“I don’t know,” said Cynthia, dreamily, but without apparent misgiving. “That’s Jeff’s lookout.”
“So ’tis. I guess she won’t make much fuss. A woman never likes to see her son get married; but you’ve been a kind of daughter to her so long. Well, I guess that part of it ’ll be all right. Jackson,” said Whitwell, in a tone of relief, as if turning from an irrelevant matter to something of real importance, “was down here to-night tryin’ to ring up some them spirits from the planet Mars. Martians, he calls ’em. His mind’s got to runnin’ a good deal on Mars lately. I guess it’s this apposition that they talk about that does it. Mars comin’ so much nearer the earth by a million of miles or so, it stands to reason that he should be more influenced by the minds on it. I guess it’s a case o’ that telepathy that Mr. Westover tells about. I judge that if he kept at it before Mars gits off too far again he might make something out of it. I couldn’t seem to find much sense in what plantchette done to-night; we couldn’t either of us; but she has her spells when you can’t make head or tail of her. But mebbe she’s just leadin’ up to something, the way she did about that broken shaft when Jeff come home. We ha’n’t ever made out exactly what she meant by that yet.”
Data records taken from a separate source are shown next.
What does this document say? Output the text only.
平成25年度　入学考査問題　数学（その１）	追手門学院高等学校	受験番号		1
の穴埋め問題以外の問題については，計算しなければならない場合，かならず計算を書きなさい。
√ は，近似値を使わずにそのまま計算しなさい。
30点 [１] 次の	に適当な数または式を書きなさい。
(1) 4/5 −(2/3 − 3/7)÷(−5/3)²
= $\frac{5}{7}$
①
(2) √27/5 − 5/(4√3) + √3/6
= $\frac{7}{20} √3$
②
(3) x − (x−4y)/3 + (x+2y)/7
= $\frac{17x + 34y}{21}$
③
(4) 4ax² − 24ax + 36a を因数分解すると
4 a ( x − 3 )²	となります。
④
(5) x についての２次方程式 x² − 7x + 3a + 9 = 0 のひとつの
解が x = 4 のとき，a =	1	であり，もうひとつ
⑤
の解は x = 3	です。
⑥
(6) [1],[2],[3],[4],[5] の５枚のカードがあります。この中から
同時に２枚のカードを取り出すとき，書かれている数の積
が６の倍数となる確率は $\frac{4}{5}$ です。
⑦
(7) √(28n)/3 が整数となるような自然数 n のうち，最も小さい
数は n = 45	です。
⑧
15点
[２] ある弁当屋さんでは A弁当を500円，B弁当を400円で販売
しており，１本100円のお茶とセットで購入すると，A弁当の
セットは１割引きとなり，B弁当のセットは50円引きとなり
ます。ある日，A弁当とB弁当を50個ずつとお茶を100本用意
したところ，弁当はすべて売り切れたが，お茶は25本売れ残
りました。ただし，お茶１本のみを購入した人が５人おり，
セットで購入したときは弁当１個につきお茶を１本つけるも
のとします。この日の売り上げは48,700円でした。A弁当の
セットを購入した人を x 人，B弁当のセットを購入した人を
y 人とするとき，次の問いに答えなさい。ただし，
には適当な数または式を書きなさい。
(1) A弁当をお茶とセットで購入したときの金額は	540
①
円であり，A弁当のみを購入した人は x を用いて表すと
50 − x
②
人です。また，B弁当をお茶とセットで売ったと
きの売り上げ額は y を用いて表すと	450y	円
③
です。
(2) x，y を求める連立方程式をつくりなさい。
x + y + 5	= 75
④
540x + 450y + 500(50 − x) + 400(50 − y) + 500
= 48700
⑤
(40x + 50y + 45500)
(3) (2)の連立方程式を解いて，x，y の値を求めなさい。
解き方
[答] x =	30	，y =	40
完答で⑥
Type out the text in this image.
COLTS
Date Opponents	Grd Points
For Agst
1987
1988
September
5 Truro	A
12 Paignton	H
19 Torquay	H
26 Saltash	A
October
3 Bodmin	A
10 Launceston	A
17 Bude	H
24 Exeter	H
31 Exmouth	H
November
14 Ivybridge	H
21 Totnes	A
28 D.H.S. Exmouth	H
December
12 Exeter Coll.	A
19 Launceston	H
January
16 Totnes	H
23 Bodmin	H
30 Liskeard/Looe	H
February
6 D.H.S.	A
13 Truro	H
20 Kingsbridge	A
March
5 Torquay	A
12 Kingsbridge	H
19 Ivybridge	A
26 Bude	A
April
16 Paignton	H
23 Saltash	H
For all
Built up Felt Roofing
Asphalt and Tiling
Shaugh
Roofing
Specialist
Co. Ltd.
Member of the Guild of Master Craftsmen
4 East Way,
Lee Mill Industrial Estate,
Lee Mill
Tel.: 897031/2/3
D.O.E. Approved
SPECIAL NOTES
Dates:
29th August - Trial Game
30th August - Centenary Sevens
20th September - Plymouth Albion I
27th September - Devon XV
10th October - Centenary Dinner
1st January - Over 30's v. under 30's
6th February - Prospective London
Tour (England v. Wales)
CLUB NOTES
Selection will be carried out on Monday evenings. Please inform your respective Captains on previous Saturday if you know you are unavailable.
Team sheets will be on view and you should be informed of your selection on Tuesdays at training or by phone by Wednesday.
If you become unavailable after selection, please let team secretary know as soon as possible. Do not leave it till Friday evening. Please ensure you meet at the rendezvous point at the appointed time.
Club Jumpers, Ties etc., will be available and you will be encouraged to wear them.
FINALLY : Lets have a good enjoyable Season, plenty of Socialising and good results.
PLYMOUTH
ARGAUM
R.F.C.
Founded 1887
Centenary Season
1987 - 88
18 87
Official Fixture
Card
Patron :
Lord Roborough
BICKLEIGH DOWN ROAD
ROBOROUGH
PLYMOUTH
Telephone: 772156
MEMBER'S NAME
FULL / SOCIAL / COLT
Whitwell paused, and Cynthia seized the advantage of his getting round to Jeff again. “He wanted to give up going to Harvard this last year, but I wouldn’t let him.”
“Jeff did?” asked her father. “Well, you done a good thing that time, anyway, Cynthy. His mother ’d never get over it.”
“There’s something else she’s got to get over, and I don’t know how she ever will. He’s going to give up the law.”
“Give up the law!”
“Yes. Don’t tease, father! He says he’s never cared about it, and he wants to keep a hotel. I thought that I’d ought to tell him how we felt about Jackson’s having a rest and going off somewhere; and he wanted to begin at once. But I said if he left off the last year at Harvard I wouldn’t have anything to do with him.”
Whitwell put his hand in his pocket for his knife, and mechanically looked down for a stick to whittle. In default of any, he scratched his head. “I guess she’ll make it warm for him. She’s had her mind set on his studyin’ law so long, ’t she won’t give up in a hurry. She can’t see that Jackson ain’t fit to help her run the hotel any more—till he’s had a rest, anyway—and I believe she thinks her and Frank could run it—and you. She’ll make an awful kick,” said Whitwell, solemnly. “I hope you didn’t encourage him, Cynthy?”
“I should encourage him,” said the girl. “He’s got the right to shape his own life, and nobody else has got the right to do it; and I should tell his mother so, if she ever said anything to me about it.”
“All right,” said Whitwell. “I suppose you know what you’re about.”
“I do, father. Jeff would make a good landlord; he’s got ideas about a hotel, and I can see that they’re the right ones. He’s been out in the world, and he’s kept his eyes open. He will make Lion’s Head the best hotel in the mountains.”